This article originally appears on SHAPE and was reprinted here with permission.
You text him all day, you hit happy hour once a week, and occasionally, you guys hook up. But regardless of how much you hang, it’s still unclear whether or not you two are heading toward a relationship—or are just having fun as friends.
This maddening situation is all too familiar: Sixty-nine percent of people have been confused at least once about whether or not a hangout with a potential romantic partner was actually a date, according to a USA Today survey. Here, three ways to get to the bottom of where things are going—without losing a potentially awesome platonic friendship.
Figure Out What You Want
When you spend a ton of time with one person, it’s easy for your brain to get on the “what if” track, says Melody Wilding, a New York-based therapist. “Do you want to be in a relationship with him or just in a relationship? If it’s the latter, then make sure you’re putting yourself out there to make it happen,” she explains. Since it’s easy to fall into a routine, making sure you have a few proper dates in between happy hour sessions with your guy friend is key. Better yet, since he knows you well, get him to invite a few of his single guy friends over the next time you hang out—you may find a love connection with one of them.
Search for Context Clues
“If he’s inviting you to do things in advance, or if he’s making the effort to get tickets or reservations, it could be a sign that he sees your relationship as something more, since those actions make it clear he’s thinking of you outside your hangouts,” says Wilding.
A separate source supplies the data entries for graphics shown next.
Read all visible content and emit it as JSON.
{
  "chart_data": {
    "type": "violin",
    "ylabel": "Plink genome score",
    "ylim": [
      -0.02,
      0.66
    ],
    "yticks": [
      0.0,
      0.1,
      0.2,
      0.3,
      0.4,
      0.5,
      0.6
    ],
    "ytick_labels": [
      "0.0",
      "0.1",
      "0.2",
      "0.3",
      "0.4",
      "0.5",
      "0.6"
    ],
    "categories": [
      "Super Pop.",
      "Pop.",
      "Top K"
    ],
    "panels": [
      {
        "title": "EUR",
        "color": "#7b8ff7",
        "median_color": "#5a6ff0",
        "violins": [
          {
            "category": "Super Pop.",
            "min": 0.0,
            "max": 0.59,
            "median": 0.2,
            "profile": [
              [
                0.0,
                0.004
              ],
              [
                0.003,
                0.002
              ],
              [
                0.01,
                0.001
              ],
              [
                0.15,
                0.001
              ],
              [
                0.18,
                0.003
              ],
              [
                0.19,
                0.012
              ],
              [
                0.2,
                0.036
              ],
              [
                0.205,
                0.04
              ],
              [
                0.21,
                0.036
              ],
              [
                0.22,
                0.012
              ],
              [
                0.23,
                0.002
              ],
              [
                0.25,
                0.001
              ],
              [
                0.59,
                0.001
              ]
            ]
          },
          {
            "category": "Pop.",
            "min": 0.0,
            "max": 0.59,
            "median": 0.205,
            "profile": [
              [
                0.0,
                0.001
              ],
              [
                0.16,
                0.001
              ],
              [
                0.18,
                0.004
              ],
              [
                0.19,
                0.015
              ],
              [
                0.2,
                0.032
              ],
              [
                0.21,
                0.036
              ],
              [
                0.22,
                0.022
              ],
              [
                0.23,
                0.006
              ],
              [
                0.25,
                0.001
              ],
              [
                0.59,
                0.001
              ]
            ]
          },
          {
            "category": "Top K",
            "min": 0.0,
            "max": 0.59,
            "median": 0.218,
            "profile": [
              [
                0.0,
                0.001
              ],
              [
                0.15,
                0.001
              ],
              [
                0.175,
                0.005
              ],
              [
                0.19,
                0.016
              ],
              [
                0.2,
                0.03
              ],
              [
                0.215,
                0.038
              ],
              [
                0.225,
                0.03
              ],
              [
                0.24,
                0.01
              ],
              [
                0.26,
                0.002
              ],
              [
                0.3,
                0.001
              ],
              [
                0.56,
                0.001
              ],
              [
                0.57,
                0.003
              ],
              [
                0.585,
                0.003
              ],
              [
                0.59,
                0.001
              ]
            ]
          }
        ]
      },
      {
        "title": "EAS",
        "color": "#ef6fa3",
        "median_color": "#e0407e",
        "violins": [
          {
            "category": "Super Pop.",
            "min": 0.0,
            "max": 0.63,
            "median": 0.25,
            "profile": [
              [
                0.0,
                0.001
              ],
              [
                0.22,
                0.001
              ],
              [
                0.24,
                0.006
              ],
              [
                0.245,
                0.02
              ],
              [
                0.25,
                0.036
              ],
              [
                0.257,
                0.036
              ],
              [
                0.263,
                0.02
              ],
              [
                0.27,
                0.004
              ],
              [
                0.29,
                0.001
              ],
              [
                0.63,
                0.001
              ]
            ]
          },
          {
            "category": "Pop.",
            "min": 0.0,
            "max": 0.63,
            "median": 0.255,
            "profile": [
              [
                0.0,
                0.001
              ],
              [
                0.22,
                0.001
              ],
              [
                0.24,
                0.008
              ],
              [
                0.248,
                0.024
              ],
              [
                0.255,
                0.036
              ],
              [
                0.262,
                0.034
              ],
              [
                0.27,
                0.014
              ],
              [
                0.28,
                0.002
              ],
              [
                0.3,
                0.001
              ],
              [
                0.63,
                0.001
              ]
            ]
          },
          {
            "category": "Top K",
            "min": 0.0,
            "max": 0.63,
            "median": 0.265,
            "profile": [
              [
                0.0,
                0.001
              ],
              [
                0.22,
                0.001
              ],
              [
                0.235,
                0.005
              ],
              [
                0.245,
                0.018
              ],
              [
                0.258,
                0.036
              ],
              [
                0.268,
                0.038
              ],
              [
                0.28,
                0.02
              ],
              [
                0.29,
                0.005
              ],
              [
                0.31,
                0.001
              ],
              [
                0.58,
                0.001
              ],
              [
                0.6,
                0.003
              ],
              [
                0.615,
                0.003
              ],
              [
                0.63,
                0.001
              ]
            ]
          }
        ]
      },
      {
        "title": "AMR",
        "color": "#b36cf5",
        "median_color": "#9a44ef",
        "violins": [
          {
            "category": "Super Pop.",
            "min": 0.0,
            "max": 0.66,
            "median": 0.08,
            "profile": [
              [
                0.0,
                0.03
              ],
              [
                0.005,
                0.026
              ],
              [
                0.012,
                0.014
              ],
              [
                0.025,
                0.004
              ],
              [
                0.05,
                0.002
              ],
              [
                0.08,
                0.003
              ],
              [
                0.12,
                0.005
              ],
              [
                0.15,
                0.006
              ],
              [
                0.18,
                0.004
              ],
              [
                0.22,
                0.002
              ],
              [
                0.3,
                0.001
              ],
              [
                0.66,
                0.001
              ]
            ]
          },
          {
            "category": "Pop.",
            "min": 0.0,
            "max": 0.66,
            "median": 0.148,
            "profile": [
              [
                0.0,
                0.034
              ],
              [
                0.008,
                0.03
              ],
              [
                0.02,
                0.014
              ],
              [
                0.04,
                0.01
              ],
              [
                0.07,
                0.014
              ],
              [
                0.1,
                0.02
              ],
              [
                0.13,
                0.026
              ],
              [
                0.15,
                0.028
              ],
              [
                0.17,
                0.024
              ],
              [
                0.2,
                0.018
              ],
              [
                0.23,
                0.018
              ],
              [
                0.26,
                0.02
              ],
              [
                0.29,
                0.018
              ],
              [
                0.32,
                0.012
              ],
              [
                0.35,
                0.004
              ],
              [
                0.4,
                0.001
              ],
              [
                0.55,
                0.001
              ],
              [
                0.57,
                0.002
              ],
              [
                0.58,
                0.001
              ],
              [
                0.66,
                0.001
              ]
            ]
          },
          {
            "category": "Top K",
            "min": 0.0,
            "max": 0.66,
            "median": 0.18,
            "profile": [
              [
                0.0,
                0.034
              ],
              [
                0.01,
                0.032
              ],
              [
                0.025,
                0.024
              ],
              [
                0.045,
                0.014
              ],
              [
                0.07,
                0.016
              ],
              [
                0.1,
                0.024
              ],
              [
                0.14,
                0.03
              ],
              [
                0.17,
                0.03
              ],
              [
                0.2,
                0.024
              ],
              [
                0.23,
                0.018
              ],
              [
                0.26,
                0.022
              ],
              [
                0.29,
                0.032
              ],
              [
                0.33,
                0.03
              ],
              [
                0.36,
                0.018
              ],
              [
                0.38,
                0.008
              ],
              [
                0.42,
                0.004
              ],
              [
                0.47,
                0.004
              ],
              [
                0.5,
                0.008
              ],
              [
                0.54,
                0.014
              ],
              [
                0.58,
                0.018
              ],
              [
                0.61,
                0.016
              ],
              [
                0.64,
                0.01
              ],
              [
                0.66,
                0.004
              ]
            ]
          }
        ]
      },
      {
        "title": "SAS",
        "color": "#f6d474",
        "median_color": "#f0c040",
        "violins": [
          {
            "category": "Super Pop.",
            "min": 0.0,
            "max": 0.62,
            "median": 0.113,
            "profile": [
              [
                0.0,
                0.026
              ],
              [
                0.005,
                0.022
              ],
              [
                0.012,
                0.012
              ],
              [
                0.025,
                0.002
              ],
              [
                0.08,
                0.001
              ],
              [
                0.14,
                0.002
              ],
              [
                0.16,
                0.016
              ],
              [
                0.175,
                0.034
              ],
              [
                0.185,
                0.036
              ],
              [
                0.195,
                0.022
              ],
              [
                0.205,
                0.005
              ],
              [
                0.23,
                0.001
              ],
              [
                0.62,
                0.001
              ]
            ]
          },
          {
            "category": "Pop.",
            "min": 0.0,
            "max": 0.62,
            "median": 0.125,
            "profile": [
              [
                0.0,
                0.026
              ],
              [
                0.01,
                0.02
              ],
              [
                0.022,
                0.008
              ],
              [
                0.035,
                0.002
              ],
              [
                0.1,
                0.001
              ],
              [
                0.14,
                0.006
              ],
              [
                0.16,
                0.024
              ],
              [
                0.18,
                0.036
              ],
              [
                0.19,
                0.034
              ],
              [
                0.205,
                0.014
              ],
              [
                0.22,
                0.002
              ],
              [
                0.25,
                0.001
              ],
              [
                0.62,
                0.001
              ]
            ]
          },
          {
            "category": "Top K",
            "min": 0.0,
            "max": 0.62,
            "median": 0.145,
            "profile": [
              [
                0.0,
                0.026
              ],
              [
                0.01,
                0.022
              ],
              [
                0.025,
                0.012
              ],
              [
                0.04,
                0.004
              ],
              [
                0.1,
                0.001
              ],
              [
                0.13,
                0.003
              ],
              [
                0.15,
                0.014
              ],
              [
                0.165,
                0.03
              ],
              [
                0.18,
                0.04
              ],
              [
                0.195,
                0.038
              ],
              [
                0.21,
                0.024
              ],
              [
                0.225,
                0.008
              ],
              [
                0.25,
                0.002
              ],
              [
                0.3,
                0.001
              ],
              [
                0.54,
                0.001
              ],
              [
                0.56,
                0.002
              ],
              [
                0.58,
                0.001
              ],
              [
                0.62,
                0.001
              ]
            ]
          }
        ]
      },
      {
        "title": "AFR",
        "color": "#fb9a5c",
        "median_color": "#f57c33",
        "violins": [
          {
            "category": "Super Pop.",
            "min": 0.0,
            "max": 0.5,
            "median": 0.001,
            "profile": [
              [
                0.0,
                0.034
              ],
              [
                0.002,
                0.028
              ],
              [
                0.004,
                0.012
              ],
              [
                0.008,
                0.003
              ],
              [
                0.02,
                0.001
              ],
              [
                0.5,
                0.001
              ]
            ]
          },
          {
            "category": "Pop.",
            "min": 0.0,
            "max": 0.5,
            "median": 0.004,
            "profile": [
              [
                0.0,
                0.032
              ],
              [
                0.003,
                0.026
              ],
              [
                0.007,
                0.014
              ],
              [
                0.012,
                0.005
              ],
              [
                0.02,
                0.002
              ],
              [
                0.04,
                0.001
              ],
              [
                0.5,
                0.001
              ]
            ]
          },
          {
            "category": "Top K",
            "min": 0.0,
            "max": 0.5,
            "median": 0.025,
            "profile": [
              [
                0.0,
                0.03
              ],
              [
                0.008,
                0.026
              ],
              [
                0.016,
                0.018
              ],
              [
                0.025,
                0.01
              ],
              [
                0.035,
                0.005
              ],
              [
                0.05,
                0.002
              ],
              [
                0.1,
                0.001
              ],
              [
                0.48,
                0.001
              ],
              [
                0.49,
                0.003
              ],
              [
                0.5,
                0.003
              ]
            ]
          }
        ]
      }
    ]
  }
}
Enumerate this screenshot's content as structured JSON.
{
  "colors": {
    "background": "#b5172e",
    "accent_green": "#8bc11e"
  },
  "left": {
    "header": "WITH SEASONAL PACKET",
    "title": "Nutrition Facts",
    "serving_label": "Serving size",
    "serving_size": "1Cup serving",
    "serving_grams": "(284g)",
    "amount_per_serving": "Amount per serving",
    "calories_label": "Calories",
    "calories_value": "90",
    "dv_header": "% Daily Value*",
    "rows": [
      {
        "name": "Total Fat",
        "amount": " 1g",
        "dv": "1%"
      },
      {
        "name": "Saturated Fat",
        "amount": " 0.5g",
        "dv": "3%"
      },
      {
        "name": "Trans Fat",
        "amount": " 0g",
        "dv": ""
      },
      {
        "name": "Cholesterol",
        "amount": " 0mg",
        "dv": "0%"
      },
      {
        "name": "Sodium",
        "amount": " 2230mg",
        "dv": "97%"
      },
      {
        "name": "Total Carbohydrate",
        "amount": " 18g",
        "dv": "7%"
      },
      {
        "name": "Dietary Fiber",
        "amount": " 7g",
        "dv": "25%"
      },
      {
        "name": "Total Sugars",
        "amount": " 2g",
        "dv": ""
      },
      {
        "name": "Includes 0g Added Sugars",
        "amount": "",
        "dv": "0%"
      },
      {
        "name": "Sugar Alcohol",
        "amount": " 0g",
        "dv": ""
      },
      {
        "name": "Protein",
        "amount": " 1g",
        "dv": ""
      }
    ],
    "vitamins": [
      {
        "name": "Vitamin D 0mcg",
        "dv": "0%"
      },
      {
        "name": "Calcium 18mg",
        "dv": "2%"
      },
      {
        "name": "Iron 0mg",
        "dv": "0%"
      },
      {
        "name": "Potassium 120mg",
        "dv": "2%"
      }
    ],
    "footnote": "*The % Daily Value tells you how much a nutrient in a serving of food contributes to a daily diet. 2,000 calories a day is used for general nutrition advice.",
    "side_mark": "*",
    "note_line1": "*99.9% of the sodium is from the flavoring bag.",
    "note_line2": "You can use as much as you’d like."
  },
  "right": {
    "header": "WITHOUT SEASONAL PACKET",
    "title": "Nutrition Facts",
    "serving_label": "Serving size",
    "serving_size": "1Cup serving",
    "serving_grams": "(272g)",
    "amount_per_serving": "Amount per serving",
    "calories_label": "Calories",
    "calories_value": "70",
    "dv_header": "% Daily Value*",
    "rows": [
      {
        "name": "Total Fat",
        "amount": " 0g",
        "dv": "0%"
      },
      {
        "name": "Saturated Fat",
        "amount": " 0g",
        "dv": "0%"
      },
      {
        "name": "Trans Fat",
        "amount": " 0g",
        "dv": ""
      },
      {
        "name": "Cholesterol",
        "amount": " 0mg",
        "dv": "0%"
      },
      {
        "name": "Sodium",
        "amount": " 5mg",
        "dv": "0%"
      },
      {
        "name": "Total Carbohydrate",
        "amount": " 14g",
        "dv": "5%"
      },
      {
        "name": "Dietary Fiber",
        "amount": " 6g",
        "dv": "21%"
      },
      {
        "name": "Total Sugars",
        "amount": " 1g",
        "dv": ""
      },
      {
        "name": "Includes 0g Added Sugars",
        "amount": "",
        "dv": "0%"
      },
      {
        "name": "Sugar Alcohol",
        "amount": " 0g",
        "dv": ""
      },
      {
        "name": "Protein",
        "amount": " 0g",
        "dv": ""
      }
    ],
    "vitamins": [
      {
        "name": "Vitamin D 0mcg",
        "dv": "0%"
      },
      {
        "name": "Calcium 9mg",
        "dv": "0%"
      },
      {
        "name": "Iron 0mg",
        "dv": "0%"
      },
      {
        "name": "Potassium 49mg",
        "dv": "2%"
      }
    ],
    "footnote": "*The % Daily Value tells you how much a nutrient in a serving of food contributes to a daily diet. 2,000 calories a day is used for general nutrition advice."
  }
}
If you suspect he likes you, but you don’t feel the same way, letting him know that you really enjoy his friendship, or actively discussing the guy you’re crushing on at the office can clue him into how you feel, says Stephanie D. McKenzie, a dating coach and creator of The Relationship Firm, a Houston, TX, relationship coaching agency. But if you do like him, dropping some clues yourself—telling him how handsome he looks, brushing your hand against his, or inviting him to participate in a more date-like activity with you—can make your intentions clear and can help facilitate a conversation about how you feel about each other.
Forget About Benefits
In ideal circumstances, you won’t get physical with him unless you both know you’re dating each other. But if you do end up hooking up as pals, be honest about what you want. Don’t say you’re happy in a friends with benefits situation if you want it to be something more, reminds Wilding. And remember: “If he doesn’t see a relationship happening between you two, putting an immediate stop to physical contact will make it easier to go back to truly being friends,” says Wilding.